Overall, this is a good paper. However, I have some concerns regarding the temporal extrapolation, which must be addressed to ensure the dataset's reliability for historical hindcasts. Besides, the paper would benefit from a more in-depth discussion on the long-term trend of nutrients, which can help strengthen the utility of such a historical dataset.
I recommend minor revisions to strengthen the methodology and discussion before publication further.
Major comments:
1. Temporal extrapolation robustness: The use of three validation strategies (sample-random, station-random, and cruise-random) provides a transparent view of error, and the cruise-random approach should be most convincing in validating spatial extrapolation. However, in terms of temporal extrapolation, the training dataset (CCHDO) only spans from 1973 to 2022, then the model is applied to reconstruct nutrients going back to 1895. The inclusion of year as a predictor might be biased if any trend learned from 1973–2022 does not map onto the 1895–1972 era. The authors need to justify that their approach can be extrapolated not only spatially but also temporally, maybe through some discussion about whether the water mass-nutrient relationships remained relatively stationary over the last century (but is this really true given the acceleration of anthropogenic forcing?), or validate with some "time-slices" to prove the temporal predictor is robust.

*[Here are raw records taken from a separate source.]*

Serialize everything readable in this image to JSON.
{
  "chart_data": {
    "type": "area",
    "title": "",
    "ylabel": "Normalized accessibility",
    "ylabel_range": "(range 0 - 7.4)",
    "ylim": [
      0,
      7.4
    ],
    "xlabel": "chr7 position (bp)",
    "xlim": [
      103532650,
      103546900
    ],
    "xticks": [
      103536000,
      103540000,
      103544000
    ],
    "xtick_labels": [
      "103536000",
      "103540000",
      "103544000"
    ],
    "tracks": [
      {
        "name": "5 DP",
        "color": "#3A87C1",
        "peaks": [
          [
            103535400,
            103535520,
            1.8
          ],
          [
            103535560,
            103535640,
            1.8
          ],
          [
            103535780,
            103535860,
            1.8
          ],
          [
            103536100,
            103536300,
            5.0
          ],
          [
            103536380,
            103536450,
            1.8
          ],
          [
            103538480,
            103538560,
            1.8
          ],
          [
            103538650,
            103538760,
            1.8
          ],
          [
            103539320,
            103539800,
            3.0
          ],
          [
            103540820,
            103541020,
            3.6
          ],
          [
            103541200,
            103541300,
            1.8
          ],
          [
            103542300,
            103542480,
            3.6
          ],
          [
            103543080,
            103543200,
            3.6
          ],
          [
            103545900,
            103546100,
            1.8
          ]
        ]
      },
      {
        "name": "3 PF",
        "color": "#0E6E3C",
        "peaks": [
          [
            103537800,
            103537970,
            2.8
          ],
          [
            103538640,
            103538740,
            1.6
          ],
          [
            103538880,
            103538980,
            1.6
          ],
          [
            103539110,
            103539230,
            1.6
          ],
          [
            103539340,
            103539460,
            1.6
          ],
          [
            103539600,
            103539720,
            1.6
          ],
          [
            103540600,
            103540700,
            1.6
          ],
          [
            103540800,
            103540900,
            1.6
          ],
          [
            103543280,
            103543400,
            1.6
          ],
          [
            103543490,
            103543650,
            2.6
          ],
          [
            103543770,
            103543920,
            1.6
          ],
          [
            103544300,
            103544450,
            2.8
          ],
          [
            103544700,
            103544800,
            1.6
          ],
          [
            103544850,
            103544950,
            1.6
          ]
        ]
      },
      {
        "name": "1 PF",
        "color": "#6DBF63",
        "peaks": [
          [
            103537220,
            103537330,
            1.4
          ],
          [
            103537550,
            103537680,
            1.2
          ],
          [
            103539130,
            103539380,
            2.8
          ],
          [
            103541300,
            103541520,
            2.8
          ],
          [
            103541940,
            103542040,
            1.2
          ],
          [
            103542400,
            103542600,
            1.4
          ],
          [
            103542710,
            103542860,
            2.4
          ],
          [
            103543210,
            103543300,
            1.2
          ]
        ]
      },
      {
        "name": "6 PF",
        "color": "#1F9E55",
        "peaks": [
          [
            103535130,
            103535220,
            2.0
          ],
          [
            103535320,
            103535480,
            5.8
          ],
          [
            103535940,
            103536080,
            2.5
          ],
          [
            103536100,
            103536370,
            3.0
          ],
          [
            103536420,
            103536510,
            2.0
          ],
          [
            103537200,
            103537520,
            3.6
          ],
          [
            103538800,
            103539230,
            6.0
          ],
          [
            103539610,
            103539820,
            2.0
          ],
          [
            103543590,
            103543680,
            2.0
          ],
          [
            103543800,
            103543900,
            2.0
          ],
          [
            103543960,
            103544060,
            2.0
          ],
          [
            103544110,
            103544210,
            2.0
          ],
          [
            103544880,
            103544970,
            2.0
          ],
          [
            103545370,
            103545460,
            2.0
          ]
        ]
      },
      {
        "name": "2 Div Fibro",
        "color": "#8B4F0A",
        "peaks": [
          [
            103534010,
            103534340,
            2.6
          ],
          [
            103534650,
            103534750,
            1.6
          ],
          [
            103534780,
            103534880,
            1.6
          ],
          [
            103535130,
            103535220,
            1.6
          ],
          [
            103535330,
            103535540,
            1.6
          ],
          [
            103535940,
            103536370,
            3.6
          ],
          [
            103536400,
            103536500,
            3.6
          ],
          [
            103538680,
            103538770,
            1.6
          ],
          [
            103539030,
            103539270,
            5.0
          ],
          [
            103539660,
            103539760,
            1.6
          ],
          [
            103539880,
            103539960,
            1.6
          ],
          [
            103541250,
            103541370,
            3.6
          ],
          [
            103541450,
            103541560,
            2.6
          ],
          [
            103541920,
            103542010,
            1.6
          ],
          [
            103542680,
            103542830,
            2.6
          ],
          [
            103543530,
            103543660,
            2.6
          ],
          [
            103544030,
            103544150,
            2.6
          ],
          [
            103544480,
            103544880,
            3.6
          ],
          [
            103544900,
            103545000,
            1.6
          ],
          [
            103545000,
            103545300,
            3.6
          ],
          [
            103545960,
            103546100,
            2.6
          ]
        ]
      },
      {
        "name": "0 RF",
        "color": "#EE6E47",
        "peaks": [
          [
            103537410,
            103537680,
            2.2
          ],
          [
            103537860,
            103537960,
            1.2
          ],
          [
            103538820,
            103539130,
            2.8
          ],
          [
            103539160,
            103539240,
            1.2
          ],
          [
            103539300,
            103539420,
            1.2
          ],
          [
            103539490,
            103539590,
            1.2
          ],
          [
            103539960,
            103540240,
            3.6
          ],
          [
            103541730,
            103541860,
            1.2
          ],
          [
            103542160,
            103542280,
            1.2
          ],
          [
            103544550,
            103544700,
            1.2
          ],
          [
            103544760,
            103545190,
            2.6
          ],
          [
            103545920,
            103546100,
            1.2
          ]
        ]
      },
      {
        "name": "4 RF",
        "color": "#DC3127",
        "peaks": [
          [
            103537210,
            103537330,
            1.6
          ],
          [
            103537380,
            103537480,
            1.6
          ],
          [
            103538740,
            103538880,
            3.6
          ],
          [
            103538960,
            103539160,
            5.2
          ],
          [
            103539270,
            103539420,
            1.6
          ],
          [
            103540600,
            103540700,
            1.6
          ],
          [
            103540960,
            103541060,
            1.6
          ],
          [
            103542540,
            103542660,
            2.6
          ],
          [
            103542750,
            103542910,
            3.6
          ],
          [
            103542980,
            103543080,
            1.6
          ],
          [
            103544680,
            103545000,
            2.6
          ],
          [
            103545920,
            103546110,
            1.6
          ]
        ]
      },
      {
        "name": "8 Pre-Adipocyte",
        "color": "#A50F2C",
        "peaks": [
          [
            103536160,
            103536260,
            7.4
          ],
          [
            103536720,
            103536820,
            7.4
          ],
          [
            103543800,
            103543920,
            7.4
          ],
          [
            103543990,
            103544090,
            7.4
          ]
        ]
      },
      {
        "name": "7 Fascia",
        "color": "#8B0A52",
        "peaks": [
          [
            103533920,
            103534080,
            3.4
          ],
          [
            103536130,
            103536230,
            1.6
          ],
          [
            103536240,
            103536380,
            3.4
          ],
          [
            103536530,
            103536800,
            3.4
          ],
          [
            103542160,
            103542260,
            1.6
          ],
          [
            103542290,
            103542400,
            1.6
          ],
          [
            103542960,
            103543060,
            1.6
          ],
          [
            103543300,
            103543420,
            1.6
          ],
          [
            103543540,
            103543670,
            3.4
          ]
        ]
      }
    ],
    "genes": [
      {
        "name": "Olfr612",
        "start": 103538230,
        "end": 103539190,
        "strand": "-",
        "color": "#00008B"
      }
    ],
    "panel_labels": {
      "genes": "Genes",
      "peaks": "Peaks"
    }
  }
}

2. Missing long-term analyses: A major selling point of this paper is the temporal extent of the reconstruction (1895–2024). However, the Results section is dominated by climatological maps (Figs. 10–13), which effectively collapse the temporal dimension that the authors worked so hard to reconstruct. Providing 130 years of data without showing a single long-term trend analysis (e.g., decadal shifts in the nutricline depth, or basin-scale nutrient inventory changes) undermines the claim that this dataset is ‘historical.’ I suggest the authors add a section analyzing a long-term trend or any regime shift using their reconstructed nutrient data. This would serve as a proof of concept that the reconstruction captures low-frequency climate variability and is not just a high-resolution climatology.
3. Elaboration on potential future applications: I think the reconstructed datasets would be impactful and have broad utility, but their applications are written in a generic way. To increase the impact of this paper, I recommend expanding the discussion to explicitly list potential future applications of this dataset. Specific examples could be to use this 4D dataset to spin up ocean biogeochemical models, or investigate nutrient stoichiometric changes, etc.
Minor comments:
- Section 2.1: Oxygen is a fundamental tracer for remineralization and is physically coupled with nutrients via the Redfield ratio and AOU, but is not included in the predictors. Can the authors explain why it is not included? Is it because many datasets lack this property?
- Table 1: The salinity data count increases after quality control. Typo?
- Figure 3a: Hard to visualize the low station counts in the open ocean. Consider plotting the colorbar in log scale?
- Line 373: The model performance for NO2 is notably lower (R^2 = 0.32–0.72) compared to other nutrients. Given that NO2 is biologically dynamic, the utility of a T/S-based reconstruction is questionable. Consider removing NO2 from the primary dataset or flagging it with a high-uncertainty warning?
- Line 417: The manuscript notes that "most data points are located above 2,000 m." How should we interpret the deep data then? Do they have larger RMSE? If so, to what extent can the reconstructed deep nutrient fields be considered reliable for full-depth modeling applications?